With David Brooks writing columns again, and the Yankees playing the White Sox while their two division rivals play each other, I hope good things will emanate from New York and herald a good, vibrant Fall.

In this article, David Brooks says we should “instill good values and create a secure climate,” and so increase our focus on fundamentals and the long-term.  That sounds good.  I think Americans were short-sighted in terms of housing, financial regulations and other things.

Yet on matters of growth, employment and inflation, there is still no consensus among our best economists, and still so much they don’t know.  America has Keynesians, tax-cutters, angels of austerity and stalwarts of the entitlement status quo, and many or all of them may be wrong.  Keynesians believe temporarily increased spending will boost GDP and allow people to spend again, which will induce businesses to produce, invest and hire.  Some proponents of small government think cutting taxes and government regulations will create a better environment for businesses to drive growth.  Both of these sides are hoping for an aggregate revival of demand and supply they believe will sustain our economy in the long-term.  Some people think we need to live within our means, cut spending and raise taxes, and reduce the debt for America’s future.  Others feel certain entitlements and services, while expensive, are staples of American life for all times.  Right or wrong, these theories all seem facially coherent and sufficiently far-sighted. Maybe Brooks wasn’t correct to imply short-sightedness in this part of the American economic debate.  Maybe we’re just a bigger, more mixed, more indebted society.  Maybe it’s still too early to tell.

Certainly, I would have liked more explanation from him.  I’ll try on his behalf.  In practice, all the expert disagreement and partisan politics on these issues create an uncertain regulatory environment that isn’t good for business.  It could be a cause of today’s excess capacity, which could be delaying investment and job growth.  It’s arguably pretty myopic for a congressional majority or administration to pass economic legislation that could soon be overturned or has yet to be detailed.  Supposed benefits of the legislation may be outweighed by the uncertainty of achieving passage without permanence and an end without a resolution.  Foregoing a consensus may only be good for the short-term.

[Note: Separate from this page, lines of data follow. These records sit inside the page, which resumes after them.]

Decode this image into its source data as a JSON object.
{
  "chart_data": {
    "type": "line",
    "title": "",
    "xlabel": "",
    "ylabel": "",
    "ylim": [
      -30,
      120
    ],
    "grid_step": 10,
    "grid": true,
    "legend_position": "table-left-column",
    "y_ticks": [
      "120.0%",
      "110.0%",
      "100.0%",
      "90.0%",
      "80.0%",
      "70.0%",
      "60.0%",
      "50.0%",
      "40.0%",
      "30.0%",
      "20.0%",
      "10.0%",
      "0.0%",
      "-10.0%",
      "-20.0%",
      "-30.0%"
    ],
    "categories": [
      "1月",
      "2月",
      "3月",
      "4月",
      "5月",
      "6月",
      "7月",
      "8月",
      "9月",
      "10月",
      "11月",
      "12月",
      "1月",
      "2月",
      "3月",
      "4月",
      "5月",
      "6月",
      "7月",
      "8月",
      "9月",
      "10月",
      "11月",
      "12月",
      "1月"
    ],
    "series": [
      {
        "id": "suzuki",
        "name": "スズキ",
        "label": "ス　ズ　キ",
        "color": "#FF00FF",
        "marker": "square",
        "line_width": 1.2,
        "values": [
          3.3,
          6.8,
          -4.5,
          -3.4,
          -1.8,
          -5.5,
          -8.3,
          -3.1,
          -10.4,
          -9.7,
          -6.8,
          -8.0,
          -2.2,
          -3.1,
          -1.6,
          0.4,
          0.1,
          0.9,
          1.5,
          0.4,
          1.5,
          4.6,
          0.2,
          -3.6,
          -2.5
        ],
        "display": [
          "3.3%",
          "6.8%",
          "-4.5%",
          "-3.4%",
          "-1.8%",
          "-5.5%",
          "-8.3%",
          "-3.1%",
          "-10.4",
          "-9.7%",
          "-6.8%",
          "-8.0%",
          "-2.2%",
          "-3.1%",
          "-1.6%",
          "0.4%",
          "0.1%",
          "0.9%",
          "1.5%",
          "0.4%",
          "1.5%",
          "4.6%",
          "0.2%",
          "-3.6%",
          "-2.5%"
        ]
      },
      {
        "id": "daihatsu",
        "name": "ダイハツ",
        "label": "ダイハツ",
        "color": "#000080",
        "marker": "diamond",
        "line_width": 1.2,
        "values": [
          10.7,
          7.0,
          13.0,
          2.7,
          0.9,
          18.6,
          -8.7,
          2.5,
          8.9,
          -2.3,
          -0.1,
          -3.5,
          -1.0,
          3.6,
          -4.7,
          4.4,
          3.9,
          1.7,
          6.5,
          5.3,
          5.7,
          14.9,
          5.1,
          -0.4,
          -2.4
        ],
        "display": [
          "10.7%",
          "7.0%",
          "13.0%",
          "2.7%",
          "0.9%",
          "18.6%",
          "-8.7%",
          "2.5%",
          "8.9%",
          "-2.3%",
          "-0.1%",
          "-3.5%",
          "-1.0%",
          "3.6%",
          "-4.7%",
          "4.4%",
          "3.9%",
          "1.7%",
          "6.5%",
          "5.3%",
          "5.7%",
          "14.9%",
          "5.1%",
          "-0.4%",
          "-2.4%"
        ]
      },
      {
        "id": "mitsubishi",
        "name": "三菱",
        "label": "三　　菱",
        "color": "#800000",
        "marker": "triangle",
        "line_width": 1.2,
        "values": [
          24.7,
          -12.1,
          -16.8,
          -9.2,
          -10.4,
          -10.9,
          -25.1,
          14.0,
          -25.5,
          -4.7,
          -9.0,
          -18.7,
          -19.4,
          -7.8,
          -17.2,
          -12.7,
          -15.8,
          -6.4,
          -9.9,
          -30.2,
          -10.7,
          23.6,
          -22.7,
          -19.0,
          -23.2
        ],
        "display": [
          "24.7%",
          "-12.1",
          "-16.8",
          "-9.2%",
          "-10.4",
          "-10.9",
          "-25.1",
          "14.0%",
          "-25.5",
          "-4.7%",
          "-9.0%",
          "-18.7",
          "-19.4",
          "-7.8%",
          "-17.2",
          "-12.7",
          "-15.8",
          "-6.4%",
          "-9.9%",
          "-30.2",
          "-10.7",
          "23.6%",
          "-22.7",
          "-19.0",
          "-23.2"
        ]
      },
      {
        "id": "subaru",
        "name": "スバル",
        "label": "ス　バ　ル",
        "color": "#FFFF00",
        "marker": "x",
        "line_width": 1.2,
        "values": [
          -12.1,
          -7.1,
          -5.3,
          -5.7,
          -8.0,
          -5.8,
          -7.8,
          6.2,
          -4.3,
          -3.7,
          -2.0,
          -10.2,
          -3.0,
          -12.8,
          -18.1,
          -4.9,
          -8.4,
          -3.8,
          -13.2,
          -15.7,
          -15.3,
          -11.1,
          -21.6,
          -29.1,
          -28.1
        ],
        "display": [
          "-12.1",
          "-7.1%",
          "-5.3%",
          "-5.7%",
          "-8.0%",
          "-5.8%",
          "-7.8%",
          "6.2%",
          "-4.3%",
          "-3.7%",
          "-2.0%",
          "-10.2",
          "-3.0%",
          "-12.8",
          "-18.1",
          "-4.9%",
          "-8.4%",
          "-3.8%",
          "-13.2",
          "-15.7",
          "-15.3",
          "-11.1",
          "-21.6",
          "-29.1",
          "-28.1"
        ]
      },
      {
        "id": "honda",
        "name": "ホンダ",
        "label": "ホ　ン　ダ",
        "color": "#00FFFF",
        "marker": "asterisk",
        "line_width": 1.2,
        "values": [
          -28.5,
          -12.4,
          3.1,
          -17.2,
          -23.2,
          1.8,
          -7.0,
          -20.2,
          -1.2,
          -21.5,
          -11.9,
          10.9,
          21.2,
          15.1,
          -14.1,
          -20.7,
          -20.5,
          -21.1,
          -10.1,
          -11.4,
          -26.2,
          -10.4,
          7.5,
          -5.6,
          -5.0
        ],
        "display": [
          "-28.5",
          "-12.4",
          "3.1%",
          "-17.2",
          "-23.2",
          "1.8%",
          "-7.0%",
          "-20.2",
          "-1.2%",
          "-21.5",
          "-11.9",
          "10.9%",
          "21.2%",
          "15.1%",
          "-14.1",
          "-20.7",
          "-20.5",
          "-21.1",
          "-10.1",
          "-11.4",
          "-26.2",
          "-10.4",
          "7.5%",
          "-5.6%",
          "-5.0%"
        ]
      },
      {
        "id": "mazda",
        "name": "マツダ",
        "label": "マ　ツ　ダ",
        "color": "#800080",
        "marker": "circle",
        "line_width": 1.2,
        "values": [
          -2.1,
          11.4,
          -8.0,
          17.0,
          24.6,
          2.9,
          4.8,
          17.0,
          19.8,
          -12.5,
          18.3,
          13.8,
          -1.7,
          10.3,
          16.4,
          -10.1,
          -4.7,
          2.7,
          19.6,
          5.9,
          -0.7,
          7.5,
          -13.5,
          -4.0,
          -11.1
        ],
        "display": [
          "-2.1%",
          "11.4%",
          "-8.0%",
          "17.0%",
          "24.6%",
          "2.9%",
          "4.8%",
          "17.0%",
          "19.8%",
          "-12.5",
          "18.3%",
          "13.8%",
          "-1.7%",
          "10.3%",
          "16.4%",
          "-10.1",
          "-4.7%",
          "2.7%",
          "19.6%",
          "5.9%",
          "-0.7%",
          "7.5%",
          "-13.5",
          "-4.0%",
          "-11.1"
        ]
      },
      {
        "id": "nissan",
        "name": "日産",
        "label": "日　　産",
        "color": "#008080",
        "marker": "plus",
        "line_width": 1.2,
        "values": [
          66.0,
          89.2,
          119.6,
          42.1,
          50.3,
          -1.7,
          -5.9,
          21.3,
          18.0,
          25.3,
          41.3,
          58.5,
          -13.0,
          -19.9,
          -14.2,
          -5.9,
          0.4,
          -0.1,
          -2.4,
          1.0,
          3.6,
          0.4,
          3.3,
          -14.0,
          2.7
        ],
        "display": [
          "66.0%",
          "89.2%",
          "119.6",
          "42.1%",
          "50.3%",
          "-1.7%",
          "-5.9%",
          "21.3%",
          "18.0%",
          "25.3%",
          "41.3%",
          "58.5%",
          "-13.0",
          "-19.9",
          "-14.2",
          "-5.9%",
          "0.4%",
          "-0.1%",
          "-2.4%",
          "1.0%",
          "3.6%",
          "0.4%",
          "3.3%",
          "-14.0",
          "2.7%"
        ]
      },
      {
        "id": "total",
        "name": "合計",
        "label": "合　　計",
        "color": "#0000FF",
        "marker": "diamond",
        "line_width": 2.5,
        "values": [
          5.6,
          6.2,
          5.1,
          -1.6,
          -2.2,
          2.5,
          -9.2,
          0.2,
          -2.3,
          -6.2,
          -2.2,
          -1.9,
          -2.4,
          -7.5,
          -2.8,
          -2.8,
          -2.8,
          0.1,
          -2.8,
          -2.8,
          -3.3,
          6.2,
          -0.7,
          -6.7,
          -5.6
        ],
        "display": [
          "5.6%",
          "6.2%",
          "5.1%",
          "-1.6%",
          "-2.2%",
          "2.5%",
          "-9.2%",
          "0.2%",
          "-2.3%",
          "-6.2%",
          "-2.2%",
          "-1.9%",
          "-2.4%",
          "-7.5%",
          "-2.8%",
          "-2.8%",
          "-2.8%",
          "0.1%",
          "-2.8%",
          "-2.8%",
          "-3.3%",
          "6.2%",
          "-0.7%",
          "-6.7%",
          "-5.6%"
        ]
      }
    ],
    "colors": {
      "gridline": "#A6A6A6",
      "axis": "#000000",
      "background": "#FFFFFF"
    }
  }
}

On growth and employment, like any other government issue, there is a chance that policies are explained publicly with coherent, far-sighted reasoning, and motivated privately by short-sighted cynicism.  But, even the cynics don’t know what will happen.  Whether we come to toil, study, regulate, bring cynicism or sing tender centrism, today’s economy will offer us uncertainty in return.  But, I’m glad Brooks and everyone else keeps trying.